Pesquisa realizada pela Red de Comunicación Integral Latinoamericana Red Cila (www.redcila.com) - com 200 profissionais de comunicação de grandes empresas que operam nos principais mercados da América Latina, constatou que apenas 20% delas reservam em seus “budgets” anuais recursos específicos para o aperfeiçoamento de seus sistemas de gerenciamento de situações de crise. “O número é pequeno, sobretudo se observarmos que 100% dos profissionais consultados declararam que o tema ‘ comunicação para o gerenciamento de situações de crise’ ocupa o ‘topo’ da lista de suas prioridades’, explica Isabel Rodrigues, diretora de RF Comunicação e membro fundador da Red Cila.
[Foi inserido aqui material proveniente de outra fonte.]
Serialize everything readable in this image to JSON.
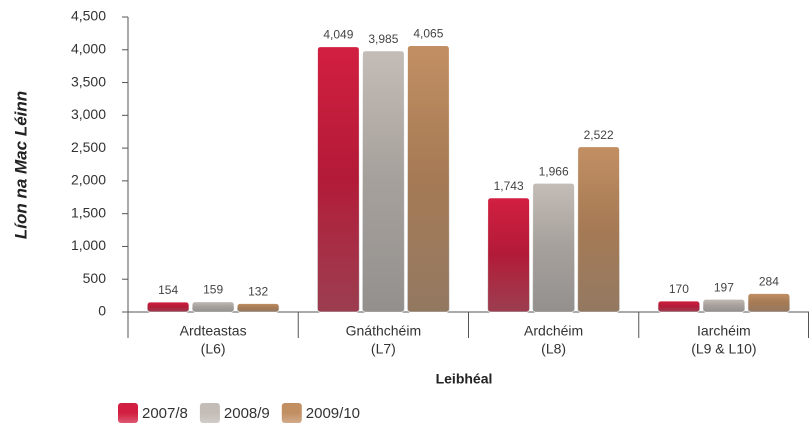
{
  "chart_data": {
    "type": "bar",
    "y_label": "Líon na Mac Léinn",
    "x_label": "Leibhéal",
    "categories": [
      [
        "Ardteastas",
        "(L6)"
      ],
      [
        "Gnáthchéim",
        "(L7)"
      ],
      [
        "Ardchéim",
        "(L8)"
      ],
      [
        "Iarchéim",
        "(L9 & L10)"
      ]
    ],
    "series": [
      {
        "name": "2007/8",
        "color": "#d21f41",
        "values": [
          154,
          4049,
          1743,
          170
        ],
        "value_labels": [
          "154",
          "4,049",
          "1,743",
          "170"
        ]
      },
      {
        "name": "2008/9",
        "color": "#c3bcb7",
        "values": [
          159,
          3985,
          1966,
          197
        ],
        "value_labels": [
          "159",
          "3,985",
          "1,966",
          "197"
        ]
      },
      {
        "name": "2009/10",
        "color": "#c28f63",
        "values": [
          132,
          4065,
          2522,
          284
        ],
        "value_labels": [
          "132",
          "4,065",
          "2,522",
          "284"
        ]
      }
    ],
    "ylim": [
      0,
      4500
    ],
    "yticks": [
      0,
      500,
      {
        "value": 1000,
        "label": "1,000"
      },
      {
        "value": 1500,
        "label": "1,500"
      },
      {
        "value": 2000,
        "label": "2,000"
      },
      {
        "value": 2500,
        "label": "2,500"
      },
      {
        "value": 3000,
        "label": "3,000"
      },
      {
        "value": 3500,
        "label": "3,500"
      },
      {
        "value": 4000,
        "label": "4,000"
      },
      {
        "value": 4500,
        "label": "4,500"
      }
    ],
    "legend": "bottom-left",
    "grid": false
  }
}
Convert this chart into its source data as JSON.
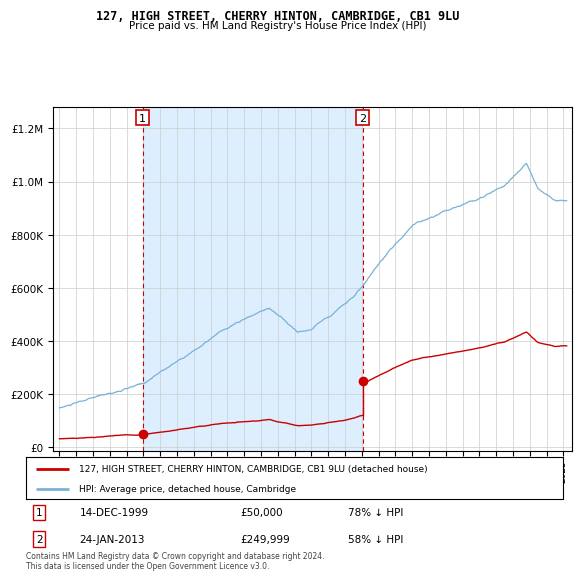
{
  "title": "127, HIGH STREET, CHERRY HINTON, CAMBRIDGE, CB1 9LU",
  "subtitle": "Price paid vs. HM Land Registry's House Price Index (HPI)",
  "footer": "Contains HM Land Registry data © Crown copyright and database right 2024.\nThis data is licensed under the Open Government Licence v3.0.",
  "legend_property": "127, HIGH STREET, CHERRY HINTON, CAMBRIDGE, CB1 9LU (detached house)",
  "legend_hpi": "HPI: Average price, detached house, Cambridge",
  "sale1_date": "14-DEC-1999",
  "sale1_price": "£50,000",
  "sale1_hpi": "78% ↓ HPI",
  "sale1_year": 1999.95,
  "sale1_value": 50000,
  "sale2_date": "24-JAN-2013",
  "sale2_price": "£249,999",
  "sale2_hpi": "58% ↓ HPI",
  "sale2_year": 2013.06,
  "sale2_value": 249999,
  "property_color": "#cc0000",
  "hpi_color": "#7ab3d4",
  "shade_color": "#ddeeff",
  "marker_color": "#cc0000",
  "vline_color": "#cc0000",
  "background_color": "#ffffff",
  "ylim_min": -15000,
  "ylim_max": 1280000,
  "xlim_min": 1994.6,
  "xlim_max": 2025.5
}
Quase 100% das empresas que responderam aos questionamentos da pesquisa consideram como de extrema importância contar com processos profissionais para a gestão da comunicação em situações de crises. Desse percentual, 80% disseram que já contam com estes processos bem desenvolvidos ou em vias de desenvolvimento. Contudo, somente 50% disseram que revisam e atualizam, ao menos uma vez por ano, seus planos de comunicação para situações de crises. “O mundo não para e se ‘transforma’ a todo instante. Por isso é importante revisar os planos de comunicação para o gerenciamento de situações de crise com certa periodicidade. Como a pesquisa revela, nem todas as empresas têm esta preocupação. E, não raro, são surpreendidas”, acrescenta Isabel Rodrigues.
A área de Relações Públicas responde pela liderança do processo de comunicação para situações de crise em 60% das empresas consultadas; o tempo dedicado ao tema por seus profissionais não passa de 25% da jornada mensal de trabalho; e apenas 50% buscam apoio de consultorias externas especializadas para a realização conjunta do trabalho.